«Il governo francese attraverso il deficit riesce a far crescere il Pil, quello italiano al contrario si limita a fare lievitare il debito». Lo sottolinea Francesco Forte, ex ministro delle Finanze, a proposito dei dati macroeconomici pubblicati ieri. L’Istat ha reso noto che il Pil del nostro Paese nel terzo trimestre del 2014 è diminuito dello 0,1%, mentre secondo l’istituto di statistica parigino Insee il Pil francese è cresciuto dello 0,3%. Il paradosso però è che i bilanci pubblici italiani sono molto più virtuosi. La Legge di stabilità dell’Italia ha previsto un rapporto deficit/Pil che nel 2015 si attesterà al 2,7%, mentre Hollande ha annunciato che sforerà il limite del 3% attestandosi al 4,3%. Eppure gli organi Ue, a partire dal Commissario Katainen, continuano a bacchettare l’Italia ma non dicono nulla sulla Francia.
L’Ue usa due pesi e due misure?
Non è una questione di due pesi e due misure. Il vero problema dell’Italia non è il deficit bensì il debito. Se il deficit produce poca crescita, e quindi genera debito, anziché migliorare la situazione la peggiora. Se invece il deficit è virtuoso, nel senso che genera crescita, il rapporto debito/Pil diminuisce. In passato in Francia i deficit hanno prodotto crescita, mentre in Italia no.
Con quali conseguenze?
In Francia il rapporto debito/Pil è al 92,2%, in Italia del 132,6%, e questo nonostante il fatto che Parigi abbia avuto dei deficit più elevati di Roma. Il rapporto debito/Pil dell’Italia è il più alto del mondo dopo quello di Grecia e Giappone, ben al di sopra del 101,53% degli Usa il cui debito peraltro è acquistato dalla Fed. Quest’ultima stampa dollari che sono comprati da tutto il mondo, e quindi per quanto riguarda il debito gli Stati Uniti rappresentano l’eccezione.
Ma ha senso che Bruxelles continui a bacchettare l’Italia?
Sì, perché nonostante l’alto debito, il governo italiano non ha attuato nessuna politica per ridurlo. La Commissione Ue ha di recente criticato il nostro Paese per il fatto che non attua privatizzazioni. Queste ultime servirebbero anche a ridurre il debito, oltre che il deficit.
Perché in Francia il deficit genera crescita e in Italia no?

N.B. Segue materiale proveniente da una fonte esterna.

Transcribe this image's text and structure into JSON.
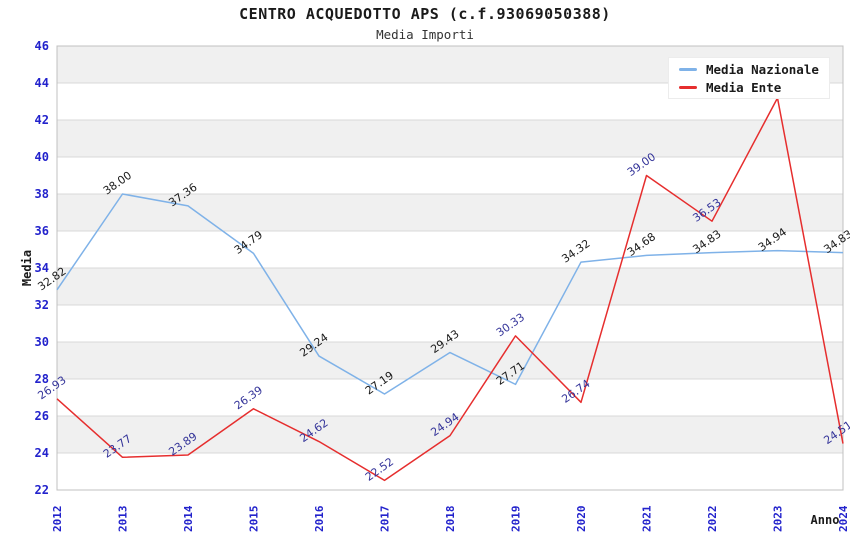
{
  "chart": {
    "title": "CENTRO ACQUEDOTTO APS (c.f.93069050388)",
    "subtitle": "Media Importi"
  },
  "chart_data": {
    "type": "line",
    "x": [
      "2012",
      "2013",
      "2014",
      "2015",
      "2016",
      "2017",
      "2018",
      "2019",
      "2020",
      "2021",
      "2022",
      "2023",
      "2024"
    ],
    "xlabel": "Anno",
    "ylabel": "Media",
    "ylim": [
      22,
      46
    ],
    "ytick_step": 2,
    "grid": "horizontal-bands",
    "legend_position": "top-right",
    "band_colors": [
      "#ffffff",
      "#f0f0f0"
    ],
    "grid_color": "#d9d9d9",
    "border_color": "#c0c0c0",
    "tick_color": "#2222cc",
    "series": [
      {
        "name": "Media Nazionale",
        "color": "#7fb2e8",
        "label_color": "#1a1a1a",
        "values": [
          32.82,
          38.0,
          37.36,
          34.79,
          29.24,
          27.19,
          29.43,
          27.71,
          34.32,
          34.68,
          34.83,
          34.94,
          34.83
        ],
        "labels": [
          "32.82",
          "38.00",
          "37.36",
          "34.79",
          "29.24",
          "27.19",
          "29.43",
          "27.71",
          "34.32",
          "34.68",
          "34.83",
          "34.94",
          "34.83"
        ]
      },
      {
        "name": "Media Ente",
        "color": "#e62e2e",
        "label_color": "#333399",
        "values": [
          26.93,
          23.77,
          23.89,
          26.39,
          24.62,
          22.52,
          24.94,
          30.33,
          26.74,
          39.0,
          36.53,
          43.19,
          24.51
        ],
        "labels": [
          "26.93",
          "23.77",
          "23.89",
          "26.39",
          "24.62",
          "22.52",
          "24.94",
          "30.33",
          "26.74",
          "39.00",
          "36.53",
          null,
          "24.51"
        ]
      }
    ]
  }
}
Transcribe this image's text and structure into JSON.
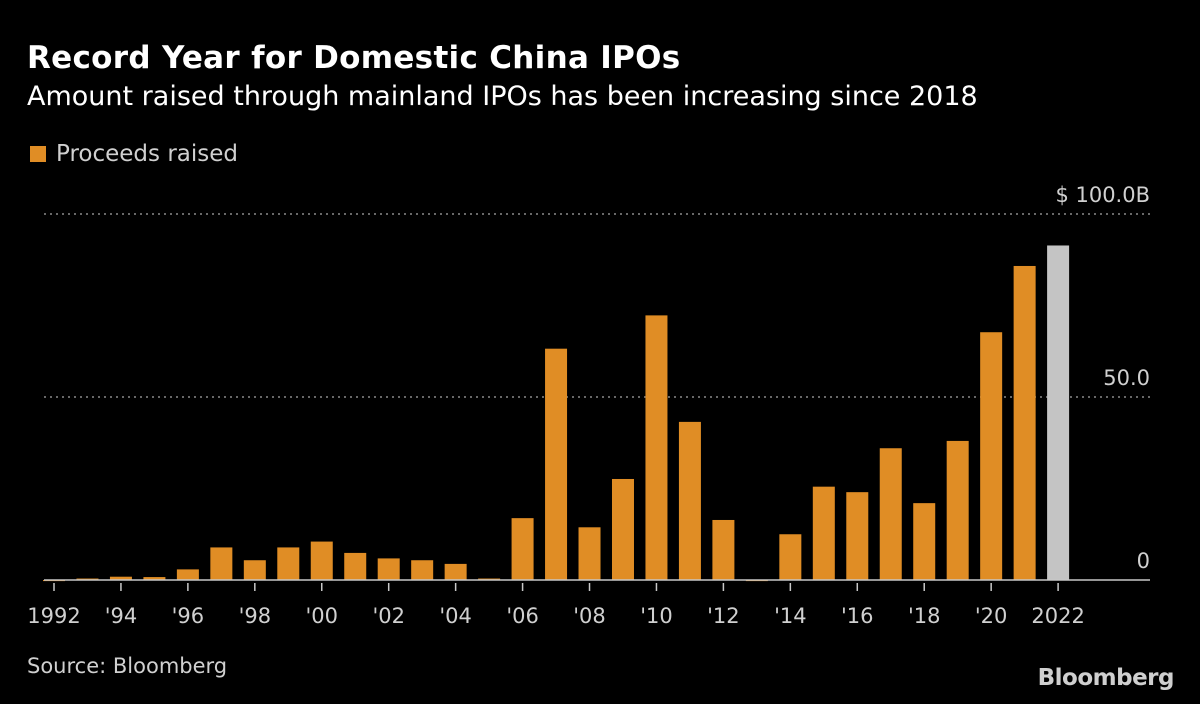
{
  "chart_data": {
    "type": "bar",
    "title": "Record Year for Domestic China IPOs",
    "subtitle": "Amount raised through mainland IPOs has been increasing since 2018",
    "legend": {
      "label": "Proceeds raised",
      "placement": "top-left"
    },
    "categories": [
      "1992",
      "1993",
      "1994",
      "1995",
      "1996",
      "1997",
      "1998",
      "1999",
      "2000",
      "2001",
      "2002",
      "2003",
      "2004",
      "2005",
      "2006",
      "2007",
      "2008",
      "2009",
      "2010",
      "2011",
      "2012",
      "2013",
      "2014",
      "2015",
      "2016",
      "2017",
      "2018",
      "2019",
      "2020",
      "2021",
      "2022"
    ],
    "series": [
      {
        "name": "Proceeds raised",
        "values": [
          -0.3,
          0.4,
          0.9,
          0.8,
          2.9,
          8.9,
          5.4,
          8.9,
          10.5,
          7.4,
          5.9,
          5.4,
          4.4,
          0.4,
          16.9,
          63.2,
          14.4,
          27.6,
          72.3,
          43.2,
          16.4,
          -0.3,
          12.5,
          25.5,
          24.0,
          36.0,
          21.0,
          38.0,
          67.7,
          85.8,
          91.4
        ]
      }
    ],
    "highlight_category": "2022",
    "colors": {
      "bar": "#e08d25",
      "highlight": "#c4c4c4",
      "background": "#000000",
      "grid": "#8a8a8a"
    },
    "ylim": [
      0,
      100
    ],
    "y_ticks": [
      {
        "value": 100,
        "label": "$ 100.0B"
      },
      {
        "value": 50,
        "label": "50.0"
      },
      {
        "value": 0,
        "label": "0"
      }
    ],
    "x_tick_labels": [
      {
        "year": "1992",
        "label": "1992"
      },
      {
        "year": "1994",
        "label": "'94"
      },
      {
        "year": "1996",
        "label": "'96"
      },
      {
        "year": "1998",
        "label": "'98"
      },
      {
        "year": "2000",
        "label": "'00"
      },
      {
        "year": "2002",
        "label": "'02"
      },
      {
        "year": "2004",
        "label": "'04"
      },
      {
        "year": "2006",
        "label": "'06"
      },
      {
        "year": "2008",
        "label": "'08"
      },
      {
        "year": "2010",
        "label": "'10"
      },
      {
        "year": "2012",
        "label": "'12"
      },
      {
        "year": "2014",
        "label": "'14"
      },
      {
        "year": "2016",
        "label": "'16"
      },
      {
        "year": "2018",
        "label": "'18"
      },
      {
        "year": "2020",
        "label": "'20"
      },
      {
        "year": "2022",
        "label": "2022"
      }
    ],
    "grid": "horizontal-dotted",
    "y_axis_position": "right"
  },
  "footer": {
    "source": "Source: Bloomberg",
    "logo": "Bloomberg"
  }
}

Perché la Francia ha attuato a suo tempo una serie di investimenti e ha una struttura industriale e agricola che non è stata colpita dalla crisi come quella italiana. Parigi ha grandi imprese efficienti, una finanza bancaria molto rilevante sul piano internazionale, bassi costi dell’energia perché dispone del nucleare, ha l’alta velocità ferroviaria in tutto il Paese, un sistema di viabilità migliore del nostro, ha speso bene i soldi nell’ammodernamento tecnologico. La Francia insomma ha fatto una spesa efficiente dal punto di vista degli investimenti, li ha favoriti con la tassazione, ha introdotto una politica fiscale a favore della famiglia che riesce ad attenuare gli effetti della crisi sui bassi redditi. Insomma, è messa meglio dell’Italia dal punto di vista sia economico che sociale.
Se l’Italia tagliasse il debito in una fase di recessione, l’economia non finirebbe per peggiorare?
Ridurre i debiti tramite le privatizzazioni non è dannoso, anzi produce effetti benefici sull’economia perché si abbassa il peso degli interessi sull’economia nazionale e la previsione futura che ci sia un’instabilità. Tutto questo genera migliori parametri nelle banche e quindi espande il credito.
Dobbiamo vendere i gioielli di famiglia come l’Eni?
Non si tratta necessariamente di privatizzare nel senso di vendere ai privati, ma di creare dei grandi fondi di investimento in cui si parcheggiano beni demaniali vari. Ciò può avvenire sia per cessioni di municipalizzate, o altre operazioni di questo genere, sia per alienazioni di immobili attraverso una riduzione della tassazione di registro. Basterebbe riprendere in mano l’elenco di Cottarelli, o gli interventi annunciati dal governo e che poi non sono stati realizzati. Non è detto che si debba privatizzare l’Eni, ma la Cassa depositi e prestiti possiede una serie di altri asset. È inoltre possibile privatizzare le Ferrovie dello Stato.